Noble attempts were made to set a new standard for social housing after the first world war.

To mark the centenary of the outbreak of the first world war, prime minister David Cameron has urged people to darken their houses and place a single candle at their front door.

Personally, I think we have other well-established, moving and resonant ways to mark the sacrifices of 1914-18 without adding another.

But while the lights are on I might take a look around my house. As a ‘hero home’ it was the result of a brief post-Great War attempt to reflect the ‘gratitude’ voiced by solicitor-turned-prime minister David Lloyd George as the Armistice was announced.

The years 1919-1921 saw an attempt to set a new standard in social housing and its planning, as our legislators set about to make ‘Homes fit for heroes’ a reality.

This attempt was based on the report of a committee, set up in 1917 by Lloyd George, tasked with considering the methods and standards applied to working-class housing in a post-Great War housing programme.

Much planning law as we know it was established in part as a reaction against the laissez faire errors of the 1930s – but the committee’s report was at one level a short-lived attempt to head off the problems of poorly regulated growth.

The committee’s chair was Liberal MP Sir John Tudor Walters. Tudor Walters was also chair of the Hampstead Garden Suburb Trust, and the committee’s report, delivered a few weeks before the Armistice, sought to make the planning principles of the garden city movement the general experience of urban development, protected by statute.

What was demanded was clearly laid-out streets, sunny living rooms, and no ramshackle rear projections.

Tudor Walters specified: ‘Two-storied cottages, built in groups of four or six, with medium or low-pitched roofs and little exterior decoration, set amongst gardens, trees… and… have such a distinct character that it is hard to mistake them for anything else.’

The Local Government Board adopted nearly all the committee’s recommendations in its 1919 Housing Manual, underpinned by the Housing, Town Planning Act of the same year. The act included proposals to make preparation of town planning schemes compulsory for any town with a population over 20,000.

For a while the standards on space and quality set out in the report held up for local authority houses – though not for the speculative housing developments put up by private developers. (The latter tended to take these houses’ key features, and some of their style, and shrink them.)

The momentum behind this approach to housing came from the raw and recent experience of human sacrifice in the Great War.

It was an immediacy used by Lloyd George, Tudor Walters – and notably Dr Christopher Addison. Addison was a radical Liberal MP and wartime minister of reconstruction. As health minister after the war, he drove forward the 1919 act, known in local government and planning circles as ‘the Addison Act’.

That momentum was used to set high standards, and to accompany the ‘Homes fit for heroes’ scheme with generous subsidies. By 1921, it looked expensive and prescriptive to the Conservative majority in Lloyd George’s government. The scheme was dropped, and Addison was dismissed.

More modest subsidies returned in 1923 when Neville Chamberlain was minister for health.

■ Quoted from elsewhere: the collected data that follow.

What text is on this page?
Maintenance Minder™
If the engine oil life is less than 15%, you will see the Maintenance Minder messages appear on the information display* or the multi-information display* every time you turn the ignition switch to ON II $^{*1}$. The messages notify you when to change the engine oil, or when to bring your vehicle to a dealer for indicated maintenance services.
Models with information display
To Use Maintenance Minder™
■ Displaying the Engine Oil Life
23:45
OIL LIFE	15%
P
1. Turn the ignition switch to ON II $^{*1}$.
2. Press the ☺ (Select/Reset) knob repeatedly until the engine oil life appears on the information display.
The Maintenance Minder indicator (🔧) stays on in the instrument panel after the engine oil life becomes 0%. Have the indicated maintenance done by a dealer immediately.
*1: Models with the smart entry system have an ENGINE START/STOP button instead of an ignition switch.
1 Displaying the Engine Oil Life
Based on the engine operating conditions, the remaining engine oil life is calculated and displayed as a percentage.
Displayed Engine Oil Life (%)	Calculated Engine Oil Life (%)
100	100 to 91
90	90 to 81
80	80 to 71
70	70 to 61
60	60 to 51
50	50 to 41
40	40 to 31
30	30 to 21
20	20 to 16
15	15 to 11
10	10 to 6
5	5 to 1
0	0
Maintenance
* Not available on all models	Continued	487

Ramsay MacDonald’s first government further increased these a year later. But nothing further matched the well-funded, well-planned ambition for housing that the near-memory of the Great War produced for that short period.

Instead, housing for heroes (and non-heroes) grew at an accelerating rate into the 1930s as private and local authority developments met housing needs that were ill-supported by the accompanying infrastructure – the private developments supported by the democratisation of mortgage lending.

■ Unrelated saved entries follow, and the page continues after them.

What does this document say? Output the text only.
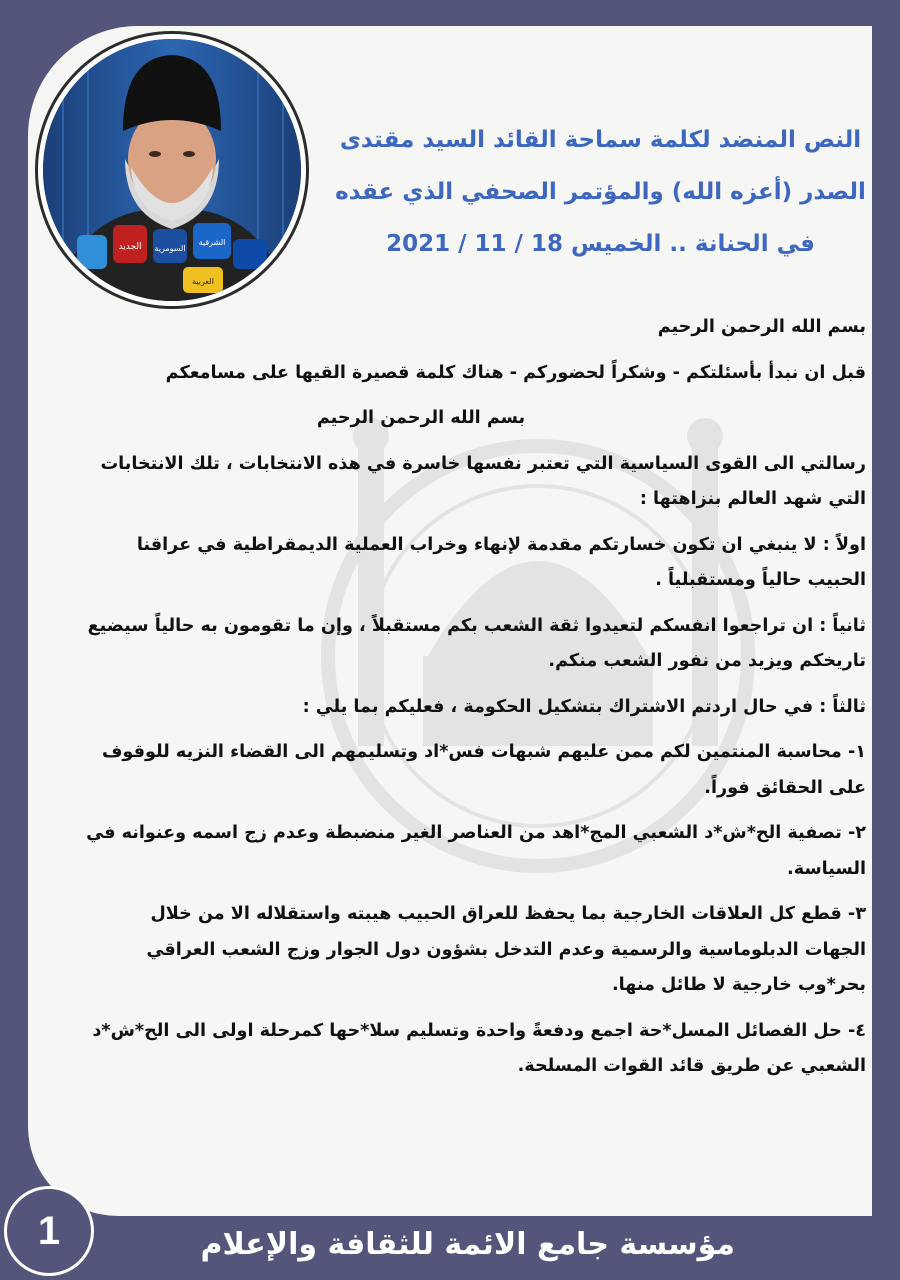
الجديد السومرية
الشرقية
العربية
النص المنضد لكلمة سماحة القائد السيد مقتدى
الصدر (أعزه الله) والمؤتمر الصحفي الذي عقده
في الحنانة .. الخميس 18 / 11 / 2021

بسم الله الرحمن الرحيم

قبل ان نبدأ بأسئلتكم - وشكراً لحضوركم - هناك كلمة قصيرة القيها على مسامعكم

بسم الله الرحمن الرحيم

رسالتي الى القوى السياسية التي تعتبر نفسها خاسرة في هذه الانتخابات ، تلك الانتخابات التي شهد العالم بنزاهتها :

اولاً : لا ينبغي ان تكون خسارتكم مقدمة لإنهاء وخراب العملية الديمقراطية في عراقنا الحبيب حالياً ومستقبلياً .

ثانياً : ان تراجعوا انفسكم لتعيدوا ثقة الشعب بكم مستقبلاً ، وإن ما تقومون به حالياً سيضيع تاريخكم ويزيد من نفور الشعب منكم.

ثالثاً : في حال اردتم الاشتراك بتشكيل الحكومة ، فعليكم بما يلي :

١- محاسبة المنتمين لكم ممن عليهم شبهات فس*اد وتسليمهم الى القضاء النزيه للوقوف على الحقائق فوراً.

٢- تصفية الح*ش*د الشعبي المج*اهد من العناصر الغير منضبطة وعدم زج اسمه وعنوانه في السياسة.

٣- قطع كل العلاقات الخارجية بما يحفظ للعراق الحبيب هيبته واستقلاله الا من خلال الجهات الدبلوماسية والرسمية وعدم التدخل بشؤون دول الجوار وزج الشعب العراقي بحر*وب خارجية لا طائل منها.

٤- حل الفصائل المسل*حة اجمع ودفعةً واحدة وتسليم سلا*حها كمرحلة اولى الى الح*ش*د الشعبي عن طريق قائد القوات المسلحة.

1	مؤسسة جامع الائمة للثقافة والإعلام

As a reaction to the shortcomings of that growth came protection of the greenbelt, and a range of planning laws that look altogether more familiar to solicitors who deal with planning and property law.

In Britain, we still live in the shadow of the Great War and its monuments – for solicitors the walls of Law Society’s main public room, the reading room, included.

In the relatively few streets of hero homes that were built to the Tudor Walters model it is possible to see how more of Britain might have looked if the Great War shadow had crept over more of our housing.

And with the government reviving the idea of ‘Garden Cities’ earlier this year, you might be interested enough to take a walk down some of the streets built with the garden city in mind.

If so, I’ll leave the lights on so you can take a better look.

(I gratefully acknowledge information for this article drawn from Stephen Ward’s book Planning and Urban Change, Sage, 2004.)